I think we should be cautious in labeling all non-profits as too timid to take risks. Science is part of a not-for-profit, and they have a rich history (and present) with investing in new and unproven technologies and ventures.

Having worked for a small university press though, we just didn’t have the funding available for anything too grandiose, but it wasn’t a question of being risk averse, more it was a question of priorities. Any money the press made was always seen as money that could be put to funding research at the institution. It’s hard to justify wanting to play around with a few million dollars to try out some unproven social media technology when instead you could get a few million dollars closer to curing cancer.

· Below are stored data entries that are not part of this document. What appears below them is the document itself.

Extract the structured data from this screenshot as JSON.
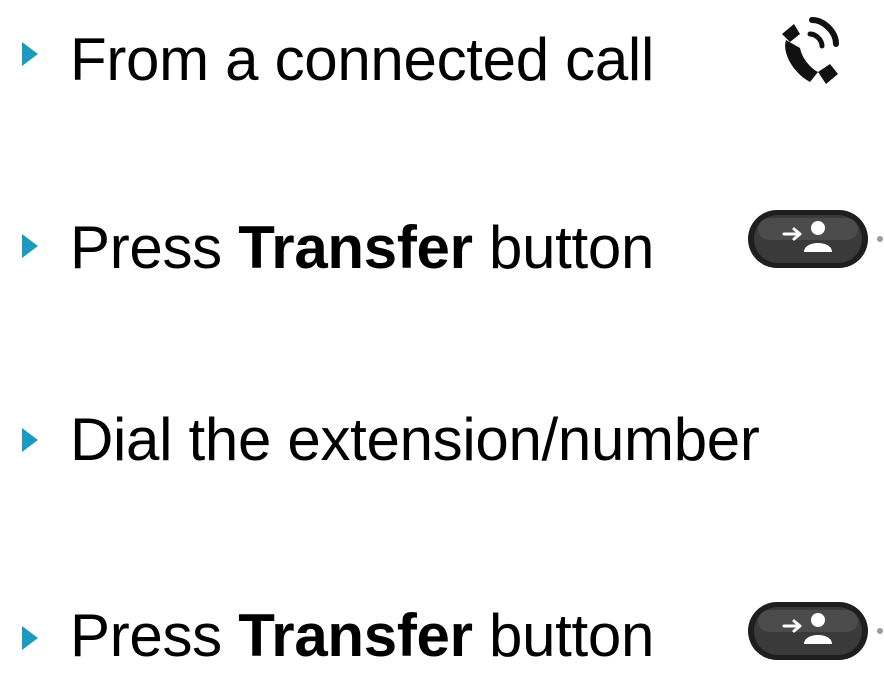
{
  "steps": [
    {
      "text": "From a connected call",
      "icon": "phone-call-icon"
    },
    {
      "text_before": "Press",
      "text_bold": "Transfer",
      "text_after": "button",
      "icon": "transfer-button-icon"
    },
    {
      "text": "Dial the extension/number"
    },
    {
      "text_before": "Press",
      "text_bold": "Transfer",
      "text_after": "button",
      "icon": "transfer-button-icon"
    }
  ],
  "colors": {
    "bullet": "#1c9bc1",
    "text": "#000000",
    "button_dark": "#1e1e1e"
  }
}
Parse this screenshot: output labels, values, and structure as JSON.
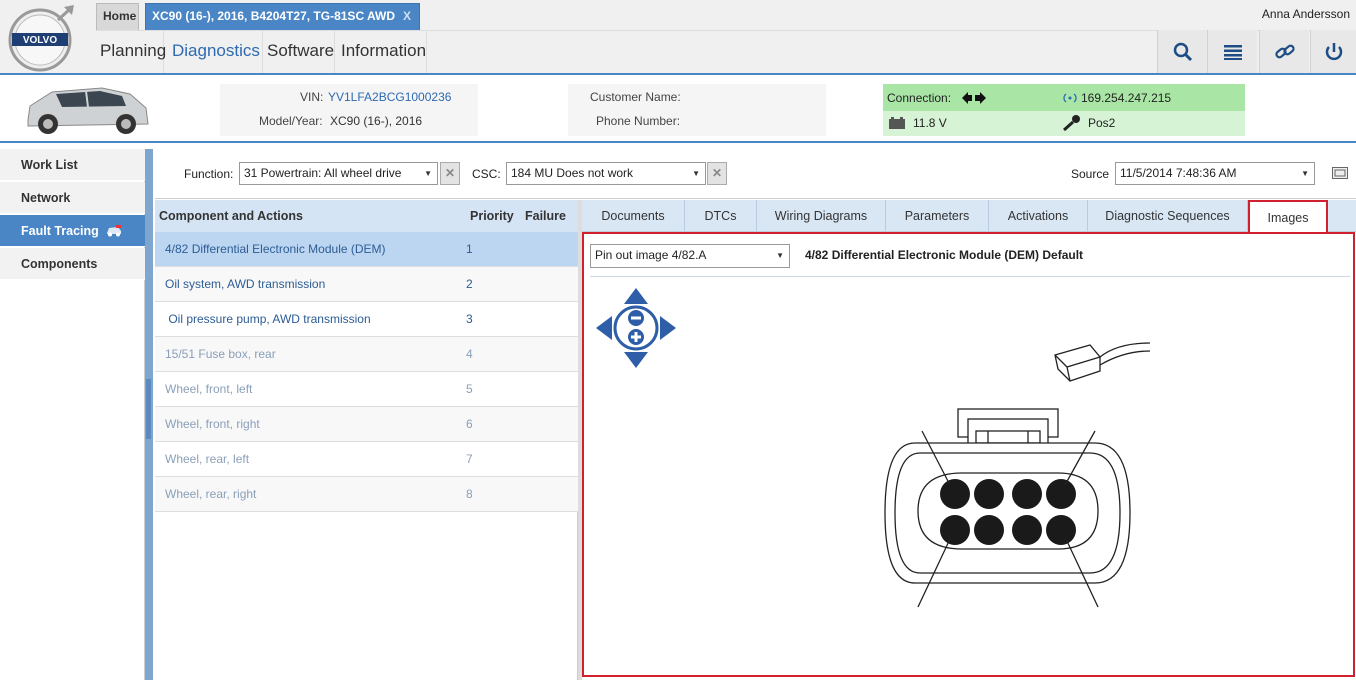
{
  "header": {
    "tabs": [
      {
        "label": "Home"
      },
      {
        "label": "XC90 (16-), 2016, B4204T27, TG-81SC AWD",
        "close": "X"
      }
    ],
    "menu": [
      "Planning",
      "Diagnostics",
      "Software",
      "Information"
    ],
    "active_menu": "Diagnostics",
    "user": "Anna Andersson",
    "toolbar_icons": [
      "search-icon",
      "list-icon",
      "link-icon",
      "power-icon"
    ]
  },
  "vehicle": {
    "vin_label": "VIN:",
    "vin": "YV1LFA2BCG1000236",
    "model_label": "Model/Year:",
    "model": "XC90 (16-), 2016",
    "customer_label": "Customer Name:",
    "phone_label": "Phone Number:",
    "connection_label": "Connection:",
    "ip": "169.254.247.215",
    "voltage": "11.8 V",
    "ignition": "Pos2"
  },
  "nav": {
    "items": [
      "Work List",
      "Network",
      "Fault Tracing",
      "Components"
    ],
    "active": "Fault Tracing"
  },
  "filters": {
    "function_label": "Function:",
    "function_value": "31 Powertrain: All wheel drive",
    "csc_label": "CSC:",
    "csc_value": "184 MU Does not work",
    "source_label": "Source",
    "source_value": "11/5/2014 7:48:36 AM"
  },
  "components": {
    "headers": {
      "name": "Component and Actions",
      "priority": "Priority",
      "failure": "Failure"
    },
    "rows": [
      {
        "name": "4/82 Differential Electronic Module (DEM)",
        "priority": "1"
      },
      {
        "name": "Oil system, AWD transmission",
        "priority": "2"
      },
      {
        "name": " Oil pressure pump, AWD transmission",
        "priority": "3"
      },
      {
        "name": "15/51 Fuse box, rear",
        "priority": "4"
      },
      {
        "name": "Wheel, front, left",
        "priority": "5"
      },
      {
        "name": "Wheel, front, right",
        "priority": "6"
      },
      {
        "name": "Wheel, rear, left",
        "priority": "7"
      },
      {
        "name": "Wheel, rear, right",
        "priority": "8"
      }
    ]
  },
  "detail_tabs": [
    "Documents",
    "DTCs",
    "Wiring Diagrams",
    "Parameters",
    "Activations",
    "Diagnostic Sequences",
    "Images"
  ],
  "active_detail_tab": "Images",
  "image_view": {
    "image_select": "Pin out image 4/82.A",
    "image_title": "4/82 Differential Electronic Module (DEM) Default"
  },
  "colors": {
    "accent": "#4a86c5",
    "highlight": "#d1202e",
    "connection": "#a9e6a6"
  }
}
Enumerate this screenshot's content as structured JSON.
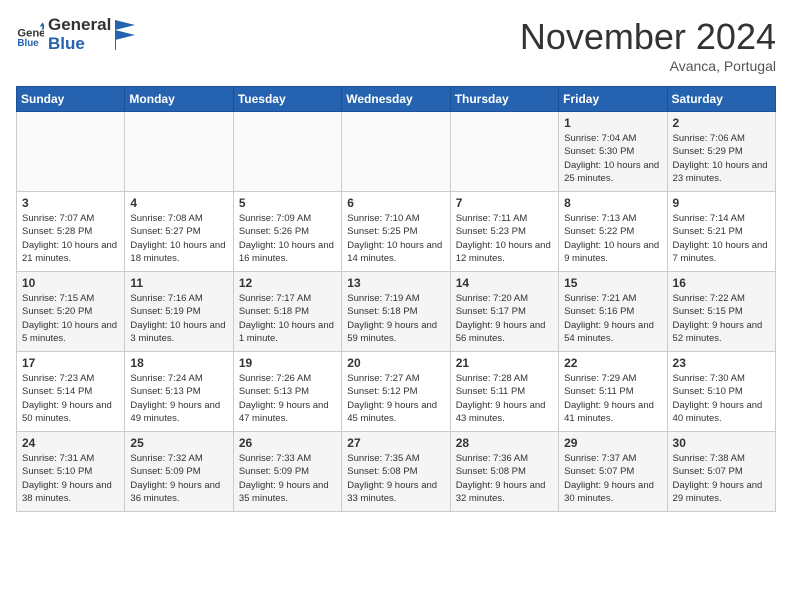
{
  "header": {
    "logo_general": "General",
    "logo_blue": "Blue",
    "month_title": "November 2024",
    "location": "Avanca, Portugal"
  },
  "weekdays": [
    "Sunday",
    "Monday",
    "Tuesday",
    "Wednesday",
    "Thursday",
    "Friday",
    "Saturday"
  ],
  "weeks": [
    [
      {
        "day": "",
        "info": ""
      },
      {
        "day": "",
        "info": ""
      },
      {
        "day": "",
        "info": ""
      },
      {
        "day": "",
        "info": ""
      },
      {
        "day": "",
        "info": ""
      },
      {
        "day": "1",
        "info": "Sunrise: 7:04 AM\nSunset: 5:30 PM\nDaylight: 10 hours and 25 minutes."
      },
      {
        "day": "2",
        "info": "Sunrise: 7:06 AM\nSunset: 5:29 PM\nDaylight: 10 hours and 23 minutes."
      }
    ],
    [
      {
        "day": "3",
        "info": "Sunrise: 7:07 AM\nSunset: 5:28 PM\nDaylight: 10 hours and 21 minutes."
      },
      {
        "day": "4",
        "info": "Sunrise: 7:08 AM\nSunset: 5:27 PM\nDaylight: 10 hours and 18 minutes."
      },
      {
        "day": "5",
        "info": "Sunrise: 7:09 AM\nSunset: 5:26 PM\nDaylight: 10 hours and 16 minutes."
      },
      {
        "day": "6",
        "info": "Sunrise: 7:10 AM\nSunset: 5:25 PM\nDaylight: 10 hours and 14 minutes."
      },
      {
        "day": "7",
        "info": "Sunrise: 7:11 AM\nSunset: 5:23 PM\nDaylight: 10 hours and 12 minutes."
      },
      {
        "day": "8",
        "info": "Sunrise: 7:13 AM\nSunset: 5:22 PM\nDaylight: 10 hours and 9 minutes."
      },
      {
        "day": "9",
        "info": "Sunrise: 7:14 AM\nSunset: 5:21 PM\nDaylight: 10 hours and 7 minutes."
      }
    ],
    [
      {
        "day": "10",
        "info": "Sunrise: 7:15 AM\nSunset: 5:20 PM\nDaylight: 10 hours and 5 minutes."
      },
      {
        "day": "11",
        "info": "Sunrise: 7:16 AM\nSunset: 5:19 PM\nDaylight: 10 hours and 3 minutes."
      },
      {
        "day": "12",
        "info": "Sunrise: 7:17 AM\nSunset: 5:18 PM\nDaylight: 10 hours and 1 minute."
      },
      {
        "day": "13",
        "info": "Sunrise: 7:19 AM\nSunset: 5:18 PM\nDaylight: 9 hours and 59 minutes."
      },
      {
        "day": "14",
        "info": "Sunrise: 7:20 AM\nSunset: 5:17 PM\nDaylight: 9 hours and 56 minutes."
      },
      {
        "day": "15",
        "info": "Sunrise: 7:21 AM\nSunset: 5:16 PM\nDaylight: 9 hours and 54 minutes."
      },
      {
        "day": "16",
        "info": "Sunrise: 7:22 AM\nSunset: 5:15 PM\nDaylight: 9 hours and 52 minutes."
      }
    ],
    [
      {
        "day": "17",
        "info": "Sunrise: 7:23 AM\nSunset: 5:14 PM\nDaylight: 9 hours and 50 minutes."
      },
      {
        "day": "18",
        "info": "Sunrise: 7:24 AM\nSunset: 5:13 PM\nDaylight: 9 hours and 49 minutes."
      },
      {
        "day": "19",
        "info": "Sunrise: 7:26 AM\nSunset: 5:13 PM\nDaylight: 9 hours and 47 minutes."
      },
      {
        "day": "20",
        "info": "Sunrise: 7:27 AM\nSunset: 5:12 PM\nDaylight: 9 hours and 45 minutes."
      },
      {
        "day": "21",
        "info": "Sunrise: 7:28 AM\nSunset: 5:11 PM\nDaylight: 9 hours and 43 minutes."
      },
      {
        "day": "22",
        "info": "Sunrise: 7:29 AM\nSunset: 5:11 PM\nDaylight: 9 hours and 41 minutes."
      },
      {
        "day": "23",
        "info": "Sunrise: 7:30 AM\nSunset: 5:10 PM\nDaylight: 9 hours and 40 minutes."
      }
    ],
    [
      {
        "day": "24",
        "info": "Sunrise: 7:31 AM\nSunset: 5:10 PM\nDaylight: 9 hours and 38 minutes."
      },
      {
        "day": "25",
        "info": "Sunrise: 7:32 AM\nSunset: 5:09 PM\nDaylight: 9 hours and 36 minutes."
      },
      {
        "day": "26",
        "info": "Sunrise: 7:33 AM\nSunset: 5:09 PM\nDaylight: 9 hours and 35 minutes."
      },
      {
        "day": "27",
        "info": "Sunrise: 7:35 AM\nSunset: 5:08 PM\nDaylight: 9 hours and 33 minutes."
      },
      {
        "day": "28",
        "info": "Sunrise: 7:36 AM\nSunset: 5:08 PM\nDaylight: 9 hours and 32 minutes."
      },
      {
        "day": "29",
        "info": "Sunrise: 7:37 AM\nSunset: 5:07 PM\nDaylight: 9 hours and 30 minutes."
      },
      {
        "day": "30",
        "info": "Sunrise: 7:38 AM\nSunset: 5:07 PM\nDaylight: 9 hours and 29 minutes."
      }
    ]
  ]
}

Additionally, one only has to look at IEEE and ACS to see very aggressive activities in creating new products. Additionally, some new products are done only for membership and when membership is some 50K or more these products have to be attractive.

To say that Mendeley’s approach was to ‘divide and conquer’ is peculiar. A more accurate (and far less emotive) analysis is simply to recognise a smart piece of brand marketing when you see one. The founders of Mendeley spotted a gap in the market and exploited it to the full. OK, a few high profile users have taken issue with the sale and the founders have ‘cashed out’. Good luck to them. The vast majority of scholars who use Mendeley on a regular basis will not be unduly concerned about the issues you raise; they will vote with their feet and continue to use Mendeley for as long as it adds value to their scholarly endeavours. It’s about value, not dogma. Surely this is the point.